WHAT’S INSIDE ISSUE #15 (SPRING 2020) OF TOTAL MX-5

Check out  issue #15 of Total MX-5 – order your copy (with FREE UK postage) here…


From the Editor…

Although I’ve touched upon this subject before, I think it bears   reapeating: how great is the MX-5 at punching above its weight? Or perhaps it’s good at punching because of its weight, or lack thereof. 

This fact was highlighted to me again recently having been lucky enough to drive the latest Porsche 992-series of the iconic 911. It sometimes sounds as thought I’ve got it in for Porsche, but as I also have an elderly Boxster 3.2S on my driveway, you can be assured that I’m actually a big fan of the marque. It’s simply that of the modern sports cars I’m more likely to drive a Porsche than anything else. So feel free to aim this reference at BMW, Audi, Mercedes-AMG, Ferrari, Maserati, Lamborghini…

Thing is, the 992 was mega. So very, very fast. So comfortable. So convenient. So loaded with every possible electronic gizmo and then some. I felt honoured and spoilt to have been behind its multi-function steering wheel. Picking up my just-mended and newly MOT’d mk1 was sure to be a gloomy disappointment in comparison. The prospect robbed me of the excitement of our reunion after its lengthy stay at Cleverley Repaired Cars.
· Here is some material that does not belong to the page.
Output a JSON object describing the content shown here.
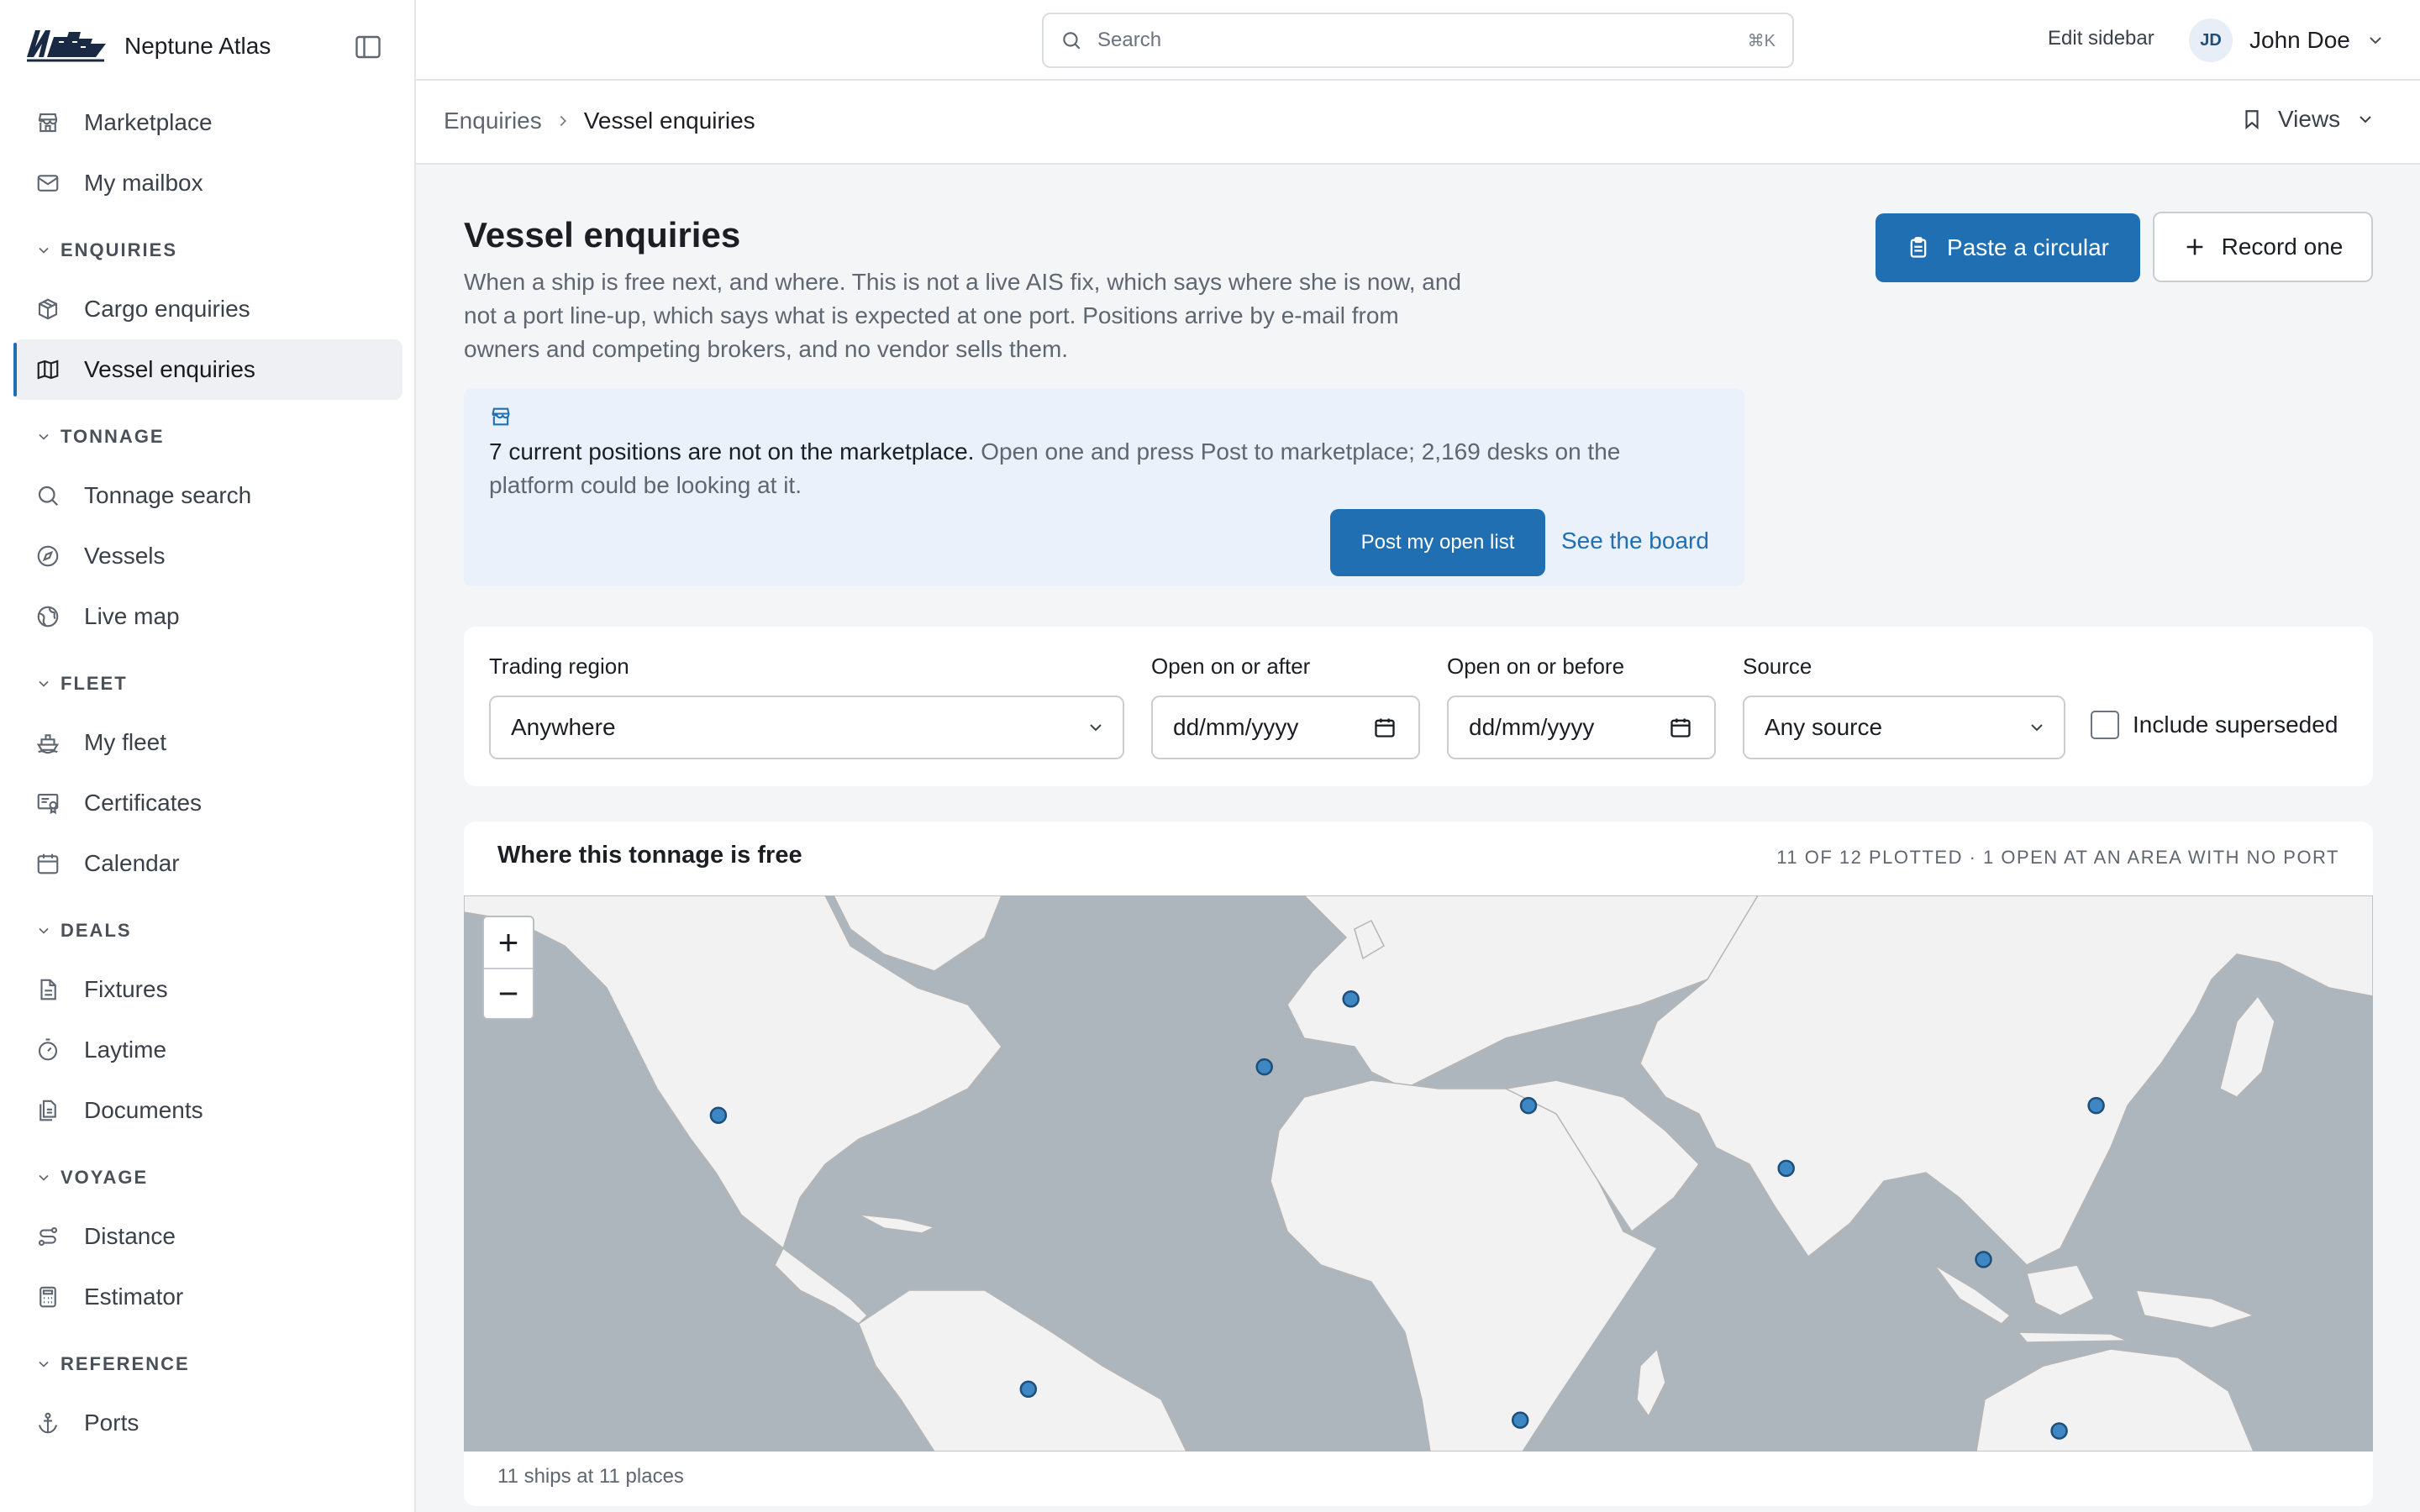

But what do I know? The opposite was true. My clunking, thunking, rattly old relic was an uplifting joy from the moment I fell into its low-slung and slightly weary driver’s seat. We established an instant mechanical connection whereby every command I made was met by an appropriately analogue response. Character when attributed to a car is notoriously difficult to quantify, but in the case of my mk1 it feels like I’ve gone out for a blast with a mate. It’s a relationship, a close one. That’s what was missing from the Porsche. It was clinically impressive, but it didn’t feel like a friend. So when I got back in my car the lack of pace, space, grace and substance didn’t matter a jot.

Talking of MX-5s using quirky character to muscle past their humble origins, I urge you to read our story on the Frankenmiata in this issue. It’s a brilliantly entertaining tale about how a group of American engineers went endurance racing on a budget of $500 including the cost of the car and its race mods. The engine was made up out of four wrecked ones, the radiator is in the passenger seat area, and the rear wing is from an aeroplane, turned upside down. This is ingenuity at its creative best. Enjoy!